Likewise, our knowledge of marine biodiversity is progressing rapidly, driven by technologies like eDNA and metagenomics. At the same time, our understanding of marine ecosystems and the services they provide is also increasing, enabled by uncrewed vehicles and other tools for large-scale ocean observation.

This knowledge is crucial to the well-being and prosperity of society. We already know that non-sustainable human activities pose multiple threats to key marine ecosystems in the deep sea, coral reefs, seagrass meadows and the Arctic sea-ice biota. Our improving understanding of those ecosystems offers an opportunity to find better ways to conserve them — and thus to protect the natural services they provide, ranging from food provision to climate regulation.

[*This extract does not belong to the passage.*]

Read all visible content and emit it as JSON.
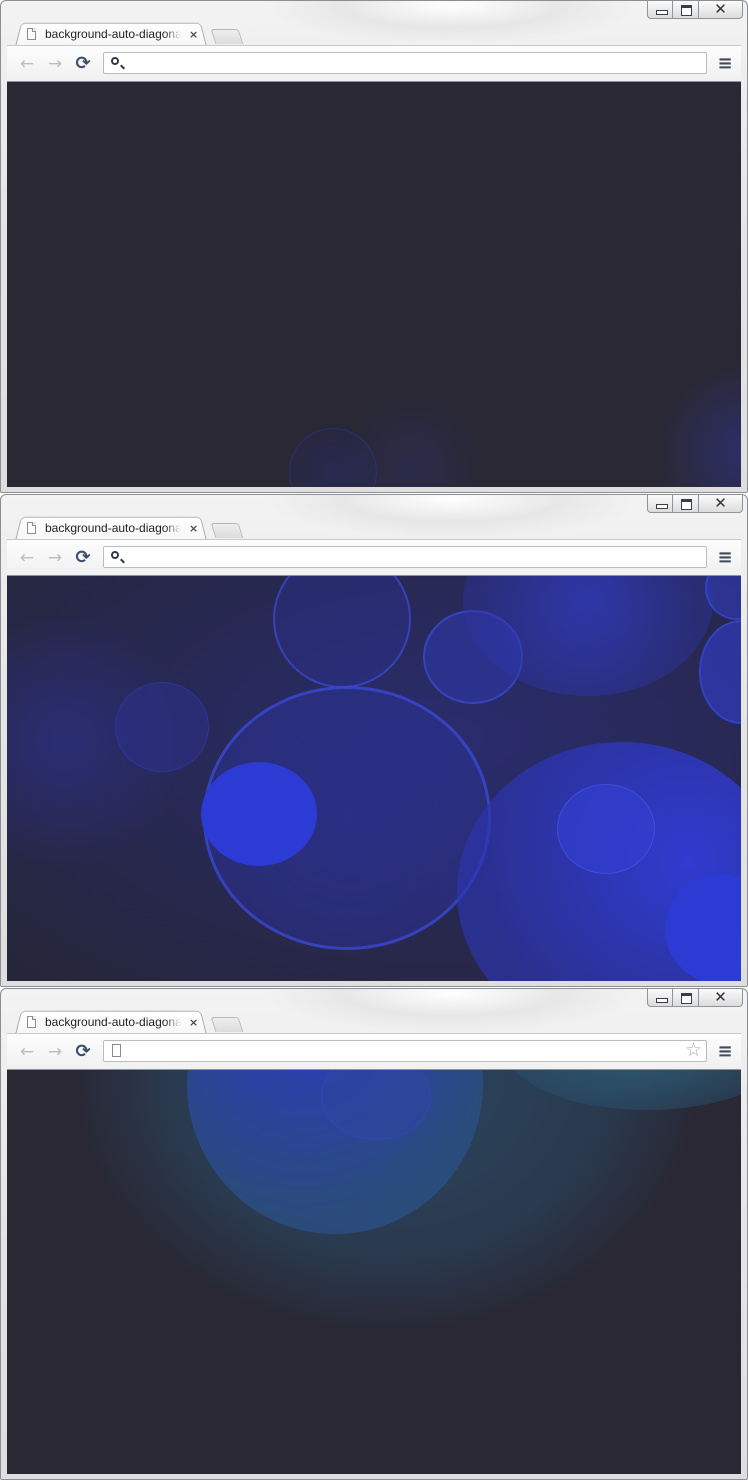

The ocean can also offer opportunities, when managed sustainably. Whilst the impact of large-scale industrial implementations is not yet understood and thus must be developed with great caution, the emerging "blue economy" sectors may provide renewable energies, store carbon (marine carbon-dioxide removal, or mCDR), provide food or harvest marine genetic resources.

KEY TAKEAWAYS

Earth’s oceans are a major and vital part of the planet’s ecosystem, generating 50 per cent of oxygen, absorbing 90 percent of excess heat and capturing 25 percent of CO₂. However, much of the detail of their characteristics, contributions and changing properties are not yet understood. The field of Oceanography aims to inform our understanding of the physics and chemistry of the oceans, such as those involved in currents, helping us to model and forecast the effects of a changing climate and the potential for tipping points to cause major change. Researchers are still gathering new information on Ocean biodiversity, including microbial marine life as well as plants and animals living in the water and on and in the sea-floor (where an estimated 90 per cent of species are yet to be discovered). Research is also uncovering the details of Ecosystem functions. The services that the diverse deep-sea ecosystems, as well as plankton, seagrass and corals in shallower seas, bring to the ocean system remain largely unexplored, and further insights will be vital to conservation efforts. All of this can inform understanding of Human impact and ocean stewardship and facilitate better outcomes for the ocean environment and dependent life in the face of climate change and other challenges.